We were spoiled living in Asia, where we were able to get great Asian food anytime we wanted it. Coming back to Texas left us a bit disappointed, as it is really not the same. When we first arrived in Houston, I was lucky enough to go with a friend to a special tour of the Asian markets in Bellaire. Not only were we treated to some fabulous food, we were introduced to a true Chinese chef who gave us recipes and information on how to do authentic foods. In the past, we had been to cooking classes that Cajunized or Texanized the recipes but we found that Dorothy Haung was the real thing. I have recently wanted to expand my knowledge of true Chinese food and have found that she is operating a cooking school in hill country. Looks like a visit to hill country and wine country at the same time might be in our future!
I can remember the first time celebrating Lunar New Year, when we were living in Jakarta. While working at the International School, we were introduced to new culturals and their celebrations. As as sheltered Southern girl, it was all pretty eye opening. The food and the cultures were all amazing. Another experience with Lunar New Year was when I got stranded in Los Angeles. My flight was cancelled because everyone was traveling to Hong Kong or Singapore and I could not make it back to Jakarta! Jolene Roslauf saved me that day which also coincided with Valentine’s Day that year. I always try to celebrate the Lunar New Year in one way or the other, but generally with some nice appetizers or a good meal.
This year, we did filled buns on one of the days and then decided to do a nice stir fry on another. This is hearty, spicy, and your heat loving friends will enjoy it. Serves 4 with Jasmine rice.
Note: I slice my beef very thinly on a meat slicer. You can ask your butcher to thinly slice your beef for you or slightly freeze you meat and use a mandoline to get a more shaved effect.
Ingredients:
1 1/2 lbs of small end piece of tenderloin or a sirloin sliced wafer thinly (I use a meat slicer but you can use a mandoline or have your butcher slice it for you. If you are very careful, you can do it with a very sharp knife.)
1/2 pound French Green Beans(fresh not frozen) or fresh Asian Long Beans cut up.

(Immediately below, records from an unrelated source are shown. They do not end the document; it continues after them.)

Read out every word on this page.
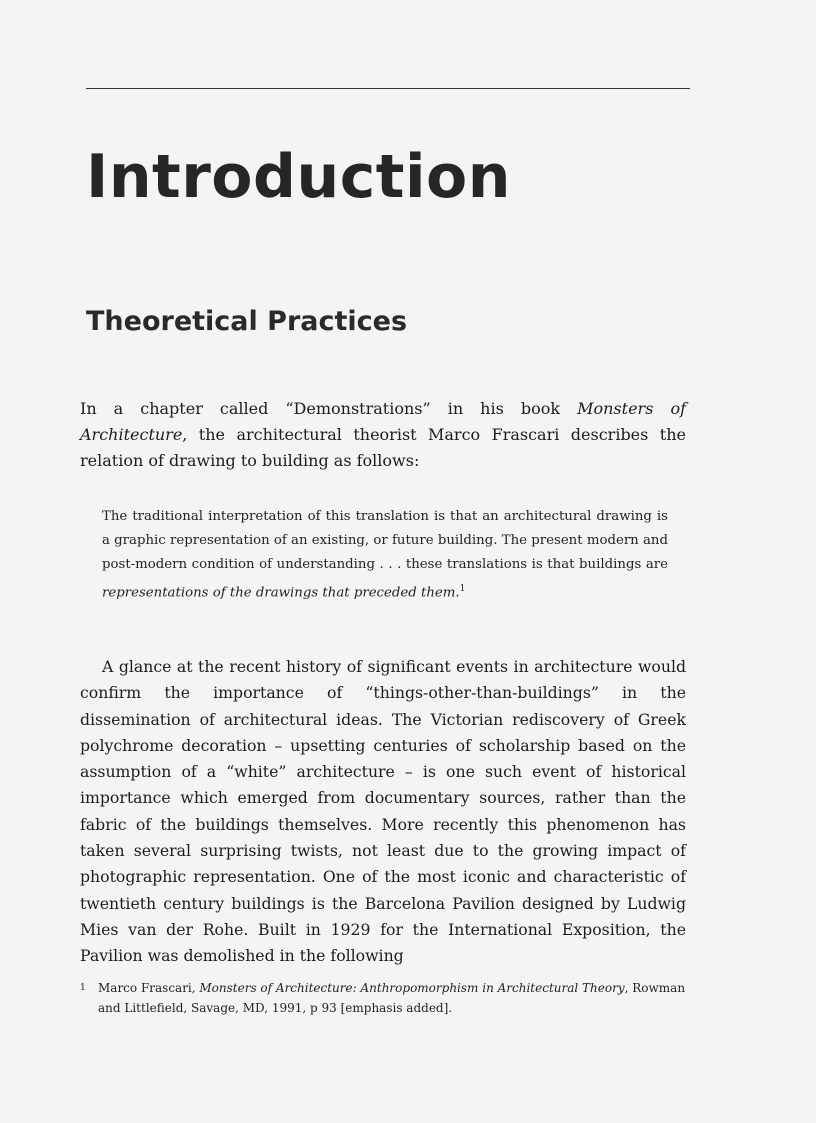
Introduction
Theoretical Practices

In a chapter called “Demonstrations” in his book Monsters of Architecture, the architectural theorist Marco Frascari describes the relation of drawing to building as follows:

The traditional interpretation of this translation is that an architectural drawing is a graphic representation of an existing, or future building. The present modern and post-modern condition of understanding . . . these translations is that buildings are representations of the drawings that preceded them.$^1$

A glance at the recent history of significant events in architecture would confirm the importance of “things-other-than-buildings” in the dissemination of architectural ideas. The Victorian rediscovery of Greek polychrome decoration – upsetting centuries of scholarship based on the assumption of a “white” architecture – is one such event of historical importance which emerged from documentary sources, rather than the fabric of the buildings themselves. More recently this phenomenon has taken several surprising twists, not least due to the growing impact of photographic representation. One of the most iconic and characteristic of twentieth century buildings is the Barcelona Pavilion designed by Ludwig Mies van der Rohe. Built in 1929 for the International Exposition, the Pavilion was demolished in the following

1 Marco Frascari, Monsters of Architecture: Anthropomorphism in Architectural Theory, Rowman and Littlefield, Savage, MD, 1991, p 93 [emphasis added].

3 tablespoons chopped ginger
4 to 5 large cloves garlic
1 teaspoon crushed red pepper
6 Tablespoons Sesame Oil (I use Sesame Chile oil as we like the heat.) 3 tablespoons to stir fry the beaf and 3 tablespoons to stir fry the green beans
Ingredients for Marinade:
4 teaspoons corn starch
4 teaspoons beef stock
2 teaspoons dry sherry
4 tablespoons water (I use a little beef base in the water for flavor.)
2 teaspoons sesame oil
2 tablespoons soy sauce.
For Marinade, mix all of marinade ingredients together and place cut meat into the liquid. Ensure that the meat is covered in liquid. Tightly cover the meat marinade mixture and place in refrigerator until ready to begin cooking.

Sauce Ingredients:
2 teaspooons cornstarch
4 tablespoons beef stock
4 to 5 teaspoons soy sauce
4 tablespoons oyster sauce
For Sauce, mix all ingredients and set aside until ready to use.
How to:
Prepare marinade and marinate meat for at least 1 hour, removing from the fridge at least 15 minutes before stir frying.
Prepare sauce and set aside.
Chop in a food processor or grate 3 to 3 tablespoons of ginger. Finely chop the cloves of garlic. Add the ginger and garlic together, along with the teaspoon of crushed red pepper. Set aside.

Heat wok over high heat until the wok is almost smoking. This may take up to ten minutes. I use a cast iron wok. Other types of woks may take less time. High heat is very important to achieve success with stir frys. (I often use a Cajun cooker and my wok to get a high heat. This is done outside.)
Add three tablespoons of the sesame oil to the hot wok. Place the meat and the marinade into the wok, turning the meat over quickly and allowing the meat to begin to cook. Once most of the meat has lost the raw color (about 1 1/2 to 2 minutes depending upon your heat), add the ginger, garlic, and crushed red pepper. Allow to stir fry for another 1 1/2 minutes. Remove the meat from the wok. (Please note that the higher the heat, the faster the stir fry will cook. Most home stoves do not have the type of heat that Asian restaurants have in their kitchen.)
Add three tablespoons of the sesame oil to the wok. Place the green beans in the wok, stir frying for 2 to 3 minutes until the green beans take on a bright green color and have slightly softened. At this point, return the meat mixture to the wok and stir to combine. Add the sauce mixture and allow to cook for another 1 1/2 to 2 1/2 minutes. The green beans should be slightly crisp and the sauce should have a medium thickness.
Serve immediately over hot cooked rice!